The evidence that supports the musicians did not suffer dues to piracy is abundant. Take the research article “The Swedish Music Industry in Graphs, Economic Development Report 2000 – 2008″ which concludes that in that period earnings of the musicians grew 35%. As a whole the industry earnings stayed at the same level in that period, with the record companies as the only users. The copyrights organisations send more money to the rights owners not less. But the record companies suffered a massive set back from 1700 mio SEK to 800 mio SEK and just who has wage wars against file sharing? well some musicians but mainly the production companies. The study is not on the global marked but only the swedish marked but when talking about piracy a notable marked since the most know torrent tracker the pirate bay origins from Sweden.
What happened in those 8 years? IFPI has an idea of what made have changed the marked (from the 2004 report):
“2003 was the year we proved that consumers would pay for digital music – it is absolutely clear there is a market. This has injected a huge confidence-booster to labels, to investors and everyone who is looking at it as a business to get into.”

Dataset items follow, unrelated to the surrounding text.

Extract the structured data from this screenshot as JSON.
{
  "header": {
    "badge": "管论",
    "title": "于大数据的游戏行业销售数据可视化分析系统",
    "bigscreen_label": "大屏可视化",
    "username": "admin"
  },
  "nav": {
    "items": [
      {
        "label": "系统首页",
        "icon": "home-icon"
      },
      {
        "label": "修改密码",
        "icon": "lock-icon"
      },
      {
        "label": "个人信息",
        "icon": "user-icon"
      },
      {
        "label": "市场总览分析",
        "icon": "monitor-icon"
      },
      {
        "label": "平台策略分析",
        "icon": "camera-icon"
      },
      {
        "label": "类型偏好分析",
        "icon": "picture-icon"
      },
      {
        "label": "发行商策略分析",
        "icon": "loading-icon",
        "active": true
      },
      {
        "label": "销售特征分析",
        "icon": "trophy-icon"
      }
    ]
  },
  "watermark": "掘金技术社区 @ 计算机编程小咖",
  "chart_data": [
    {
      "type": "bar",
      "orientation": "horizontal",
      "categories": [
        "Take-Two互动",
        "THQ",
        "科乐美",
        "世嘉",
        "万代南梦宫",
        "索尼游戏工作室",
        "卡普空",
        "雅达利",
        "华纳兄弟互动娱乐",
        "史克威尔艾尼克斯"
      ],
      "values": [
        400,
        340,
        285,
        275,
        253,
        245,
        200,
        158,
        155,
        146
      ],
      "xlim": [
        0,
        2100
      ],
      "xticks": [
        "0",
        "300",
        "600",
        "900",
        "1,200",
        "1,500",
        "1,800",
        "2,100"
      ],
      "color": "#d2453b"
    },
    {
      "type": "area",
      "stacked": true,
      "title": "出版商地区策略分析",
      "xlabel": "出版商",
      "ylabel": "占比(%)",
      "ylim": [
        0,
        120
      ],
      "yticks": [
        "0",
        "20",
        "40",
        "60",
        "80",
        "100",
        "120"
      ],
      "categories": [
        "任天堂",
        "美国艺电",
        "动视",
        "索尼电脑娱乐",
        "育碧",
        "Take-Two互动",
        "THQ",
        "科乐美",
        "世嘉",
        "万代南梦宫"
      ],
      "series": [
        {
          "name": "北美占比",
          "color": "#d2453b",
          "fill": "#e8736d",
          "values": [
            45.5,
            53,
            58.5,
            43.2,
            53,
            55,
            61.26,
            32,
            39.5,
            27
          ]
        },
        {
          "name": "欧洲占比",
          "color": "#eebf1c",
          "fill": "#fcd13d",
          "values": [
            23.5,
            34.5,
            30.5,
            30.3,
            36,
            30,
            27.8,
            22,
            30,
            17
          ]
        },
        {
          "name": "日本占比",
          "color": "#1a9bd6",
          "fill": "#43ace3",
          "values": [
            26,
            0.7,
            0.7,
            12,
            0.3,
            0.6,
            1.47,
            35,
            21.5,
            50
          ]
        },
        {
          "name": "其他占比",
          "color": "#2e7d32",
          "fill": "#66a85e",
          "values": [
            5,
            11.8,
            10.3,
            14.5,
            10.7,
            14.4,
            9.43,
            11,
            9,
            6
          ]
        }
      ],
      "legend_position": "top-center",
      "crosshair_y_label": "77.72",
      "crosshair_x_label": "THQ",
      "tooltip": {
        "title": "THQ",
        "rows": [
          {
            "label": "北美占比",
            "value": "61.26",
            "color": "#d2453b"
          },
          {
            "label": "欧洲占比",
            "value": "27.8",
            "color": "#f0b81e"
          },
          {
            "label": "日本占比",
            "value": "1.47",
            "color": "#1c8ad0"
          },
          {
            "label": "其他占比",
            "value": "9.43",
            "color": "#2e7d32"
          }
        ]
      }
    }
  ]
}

Not only is it interesting that IFPI acknowledges that there’s a huge marked potential but it’s also interesting that the year is 2003. The first major online digital music stored opened April 28, 2003. Not only does IFPI acknowledge the potential, the success of the iTunes music store (later renamed to iTunes store) is obvious
within the time frame of the report iTunes store had sold more than 8000 songs according to IFPIs own statistics at Q4 in 2003 only 275,000 tracks were available (which was an increase from 210,000 the quarter before that). It is in the same report noted that
“An IFPI survey conducted in Australia, Germany, UK, USA and Canada showed that total music consumption (legitimate physical formats plus all digital downloads) actually increased by 30% between 1997 and 2002. Total online consumption of music – the vast bulk of it unlicensed – amounted to approximately eight billion tracks” or the same number of tracks sold by iTunes alone from 2007-2009. and finally the report also notes that the number of simultaneous files on FastTrack system dropped 33% from April 2003 to January 2004 and postulates that this was due to RIAA targeting the users of this network”
Interestingly enough April 2003 was when iTunes was launched.
Skipping a few years a head to 2008 where the first beta of spotify was released it was soon realized that was a serious competitor to pirated music and a study by Swedish Music industry supported this and in 2009 it was found that the number of people who pirate music has dropped by 25 percent and the sharp decrease coincides with a the interest for the music streaming service Spotify.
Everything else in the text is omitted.